Segundo o STJ, a redução da pena seu deu por ela ter confessado o crime. A defesa de Elize afirmou que “a confissão apresentada por Matsunaga foi rica em detalhes, o que possibilitou ao conselho de sentença o reconhecimento de que ela foi autora do delito”.

O artigo 65 do Código Penal garante essa redução caso a confissão, parcial ou qualificada, contribua para o convencimento do julgador. O ministro Jorge Mussi, relator do habeas corpus, afirmou que o STJ “não faz distinção entre as diversas modalidades de confissão, admitindo-se a redução da pena mesmo nas hipóteses em que o agente agrega aos seus argumentos teses defensivas ou excludentes de culpabilidade”.
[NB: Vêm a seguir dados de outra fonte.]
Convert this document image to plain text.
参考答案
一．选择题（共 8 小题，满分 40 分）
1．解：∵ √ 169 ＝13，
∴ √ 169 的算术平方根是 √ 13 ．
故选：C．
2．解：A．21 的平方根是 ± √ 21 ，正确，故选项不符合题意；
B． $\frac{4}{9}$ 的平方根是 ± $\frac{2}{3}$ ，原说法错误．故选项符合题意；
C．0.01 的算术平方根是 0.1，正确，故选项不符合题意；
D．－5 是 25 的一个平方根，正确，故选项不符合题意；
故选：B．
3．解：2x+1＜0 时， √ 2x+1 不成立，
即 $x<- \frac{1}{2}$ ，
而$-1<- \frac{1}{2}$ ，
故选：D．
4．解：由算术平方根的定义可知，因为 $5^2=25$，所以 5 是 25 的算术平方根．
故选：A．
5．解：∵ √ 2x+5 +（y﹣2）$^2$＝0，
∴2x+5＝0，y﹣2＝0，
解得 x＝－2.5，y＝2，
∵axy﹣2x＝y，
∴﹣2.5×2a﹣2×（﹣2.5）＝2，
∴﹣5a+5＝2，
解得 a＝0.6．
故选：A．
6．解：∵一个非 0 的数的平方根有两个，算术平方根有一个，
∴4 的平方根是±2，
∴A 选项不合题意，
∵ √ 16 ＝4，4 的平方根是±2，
Elize Matsunaga confessou a sua versão do assassinato durante o julgamento, em dezembro de 2016. “A única forma que eu encontrei foi cortá-lo, infelizmente”, disse ela no depoimento realizado no Fórum Criminal da Barra Funda, Zona Oeste de São Paulo. Segundo seu depoimento, ela atirou contra o marido após uma discussão. (Veja)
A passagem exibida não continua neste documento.